Leyva admitted that the relationship “is modified” and that the speech “is surprising”. But there “will never be a surprise” by Bogotá in the relationship, nor in our long-standing alliance with the United States of America,” he stressed.

Blinken seemed to be in harmony, although he believes that combating the pipeline of drugs “is a key part” of the discussions of security.

“We bring a holistic focus to this challenge; that means looking for ways to reduce the demand even more by investing in prevention, treatment, and recovery from substance abuse for those who are struggling with addiction in our countries, because it is fundamentally a public health problem,” said Blinken during his presentation.

“The drug trafficking multinational”

“And that means talking about ways of reducing supply by strengthening the prohibition by land and sea and also furnishing vulnerable communities alternative ways of earning a living,” he added.

For Leyva, “the drug traffic is no longer just a Colombian topic,” because “there is a drug trafficking multinational that is hammering the whole continent, a problem that I could see would be discussed this year in a Latin American conference. “We’re all in the same boat with this problem,” he emphasized.

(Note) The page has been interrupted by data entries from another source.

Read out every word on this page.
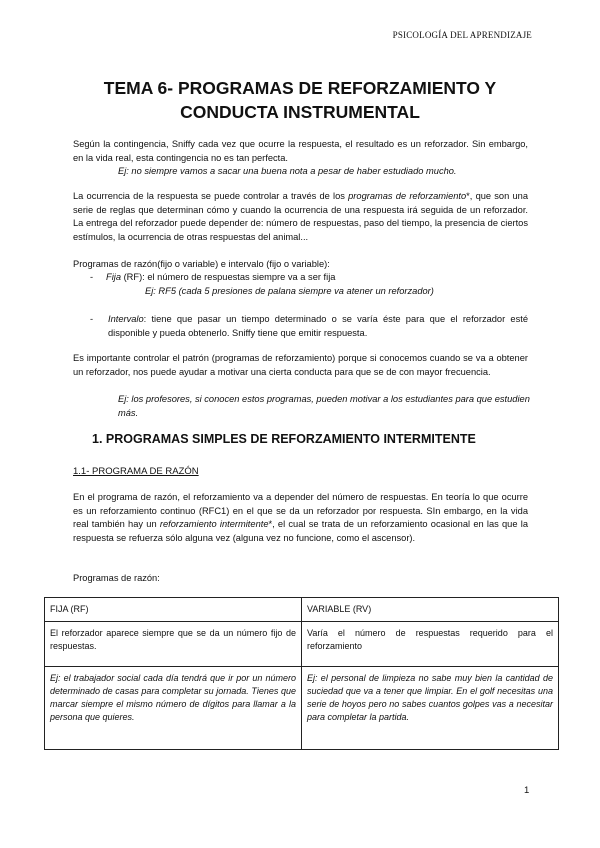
PSICOLOGÍA DEL APRENDIZAJE
TEMA 6- PROGRAMAS DE REFORZAMIENTO Y CONDUCTA INSTRUMENTAL
Según la contingencia, Sniffy cada vez que ocurre la respuesta, el resultado es un reforzador. Sin embargo, en la vida real, esta contingencia no es tan perfecta.
Ej: no siempre vamos a sacar una buena nota a pesar de haber estudiado mucho.
La ocurrencia de la respuesta se puede controlar a través de los programas de reforzamiento*, que son una serie de reglas que determinan cómo y cuando la ocurrencia de una respuesta irá seguida de un reforzador. La entrega del reforzador puede depender de: número de respuestas, paso del tiempo, la presencia de ciertos estímulos, la ocurrencia de otras respuestas del animal...
Programas de razón(fijo o variable) e intervalo (fijo o variable):
-     Fija (RF): el número de respuestas siempre va a ser fija
Ej: RF5 (cada 5 presiones de palana siempre va atener un reforzador)
- Intervalo: tiene que pasar un tiempo determinado o se varía éste para que el reforzador esté disponible y pueda obtenerlo. Sniffy tiene que emitir respuesta.
Es importante controlar el patrón (programas de reforzamiento) porque si conocemos cuando se va a obtener un reforzador, nos puede ayudar a motivar una cierta conducta para que se de con mayor frecuencia.
Ej: los profesores, si conocen estos programas, pueden motivar a los estudiantes para que estudien más.
1. PROGRAMAS SIMPLES DE REFORZAMIENTO INTERMITENTE
1.1- PROGRAMA DE RAZÓN
En el programa de razón, el reforzamiento va a depender del número de respuestas. En teoría lo que ocurre es un reforzamiento continuo (RFC1) en el que se da un reforzador por respuesta. SIn embargo, en la vida real también hay un reforzamiento intermitente*, el cual se trata de un reforzamiento ocasional en las que la respuesta se refuerza sólo alguna vez (alguna vez no funcione, como el ascensor).
Programas de razón:
FIJA (RF)	VARIABLE (RV)
El reforzador aparece siempre que se da un número fijo de respuestas.	Varía el número de respuestas requerido para el reforzamiento
Ej: el trabajador social cada día tendrá que ir por un número determinado de casas para completar su jornada. Tienes que marcar siempre el mismo número de dígitos para llamar a la persona que quieres.	Ej: el personal de limpieza no sabe muy bien la cantidad de suciedad que va a tener que limpiar. En el golf necesitas una serie de hoyos pero no sabes cuantos golpes vas a necesitar para completar la partida.
1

Another one of the central subject areas in the High-Level Dialog is migration, a growing problem in Colombia, where more than 2.5 million Venezuelans have come, because of a series of “circumstances” that, according to Leyva, justify having a Latin American conference on migration “as soon as possible.”

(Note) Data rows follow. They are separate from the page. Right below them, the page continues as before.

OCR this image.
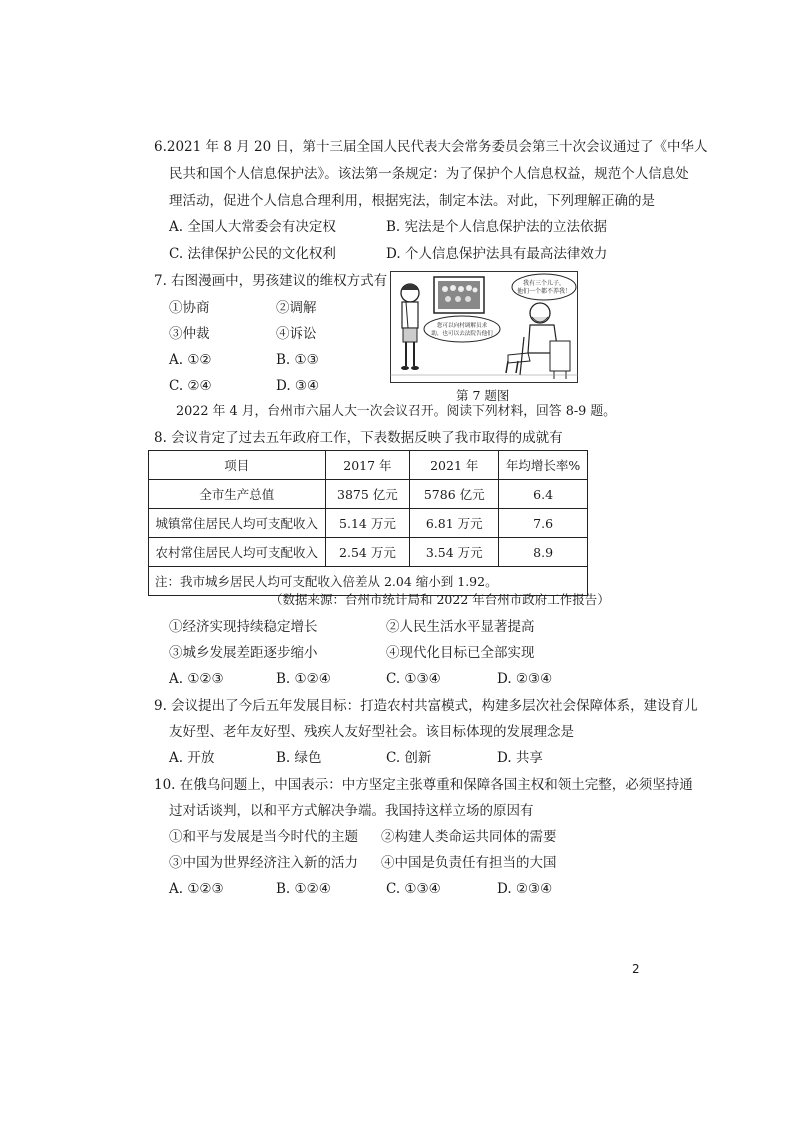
6.2021 年 8 月 20 日，第十三届全国人民代表大会常务委员会第三十次会议通过了《中华人
民共和国个人信息保护法》。该法第一条规定：为了保护个人信息权益，规范个人信息处
理活动，促进个人信息合理利用，根据宪法，制定本法。对此，下列理解正确的是
A. 全国人大常委会有决定权	B. 宪法是个人信息保护法的立法依据
C. 法律保护公民的文化权利	D. 个人信息保护法具有最高法律效力
7. 右图漫画中，男孩建议的维权方式有
①协商	②调解
③仲裁	④诉讼
A. ①②	B. ①③
C. ②④	D. ③④
我有三个儿子，
他们一个都不养我！
您可以向村调解员求
助，也可以去法院告他们
第 7 题图
2022 年 4 月，台州市六届人大一次会议召开。阅读下列材料，回答 8-9 题。
8. 会议肯定了过去五年政府工作，下表数据反映了我市取得的成就有
项目	2017 年	2021 年	年均增长率%
全市生产总值	3875 亿元	5786 亿元	6.4
城镇常住居民人均可支配收入	5.14 万元	6.81 万元	7.6
农村常住居民人均可支配收入	2.54 万元	3.54 万元	8.9
注：我市城乡居民人均可支配收入倍差从 2.04 缩小到 1.92。			
（数据来源：台州市统计局和 2022 年台州市政府工作报告）
①经济实现持续稳定增长	②人民生活水平显著提高
③城乡发展差距逐步缩小	④现代化目标已全部实现
A. ①②③	B. ①②④	C. ①③④	D. ②③④
9. 会议提出了今后五年发展目标：打造农村共富模式，构建多层次社会保障体系，建设育儿
友好型、老年友好型、残疾人友好型社会。该目标体现的发展理念是
A. 开放	B. 绿色	C. 创新	D. 共享
10. 在俄乌问题上，中国表示：中方坚定主张尊重和保障各国主权和领土完整，必须坚持通
过对话谈判，以和平方式解决争端。我国持这样立场的原因有
①和平与发展是当今时代的主题 ②构建人类命运共同体的需要
③中国为世界经济注入新的活力 ④中国是负责任有担当的大国
A. ①②③	B. ①②④	C. ①③④	D. ②③④
2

“Bangladesh had never come through Colombia, Afghanistan had never come through Colombia, China had never come through Colombia. Now they are coming through Colombia to get to the North, and they are coming back to us,” he insisted about the citizens of those countries that pass through Colombia’s territory.

Blinken praised Colombia for having demonstrated that when the migration crisis is well managed, it can be an opportunity and not a burden for the communities. The struggle against climate change is another focus in the dialog.

“We will continue working to help Colombia reach its ambitious climate objectives, offering continual technical assistance with wind and sun projects, in order to fortify the protection of the Amazon,” promised Blinken.

Among the initiatives to combat the effect of greenhouse gases, Colombia pointed to the coming conference on the electrical interconnection from Patagonia to Alaska, “to take to the North the electrical energy that surges out of the methods of producing clean energy.”

The United States has committed, for its part, to broaden “the paths for the farmers, the producers of textiles and other small and medium companies in rural areas to get their products into global markets and to take advantage of the benefits” of the Free Trade Agreement between the two countries.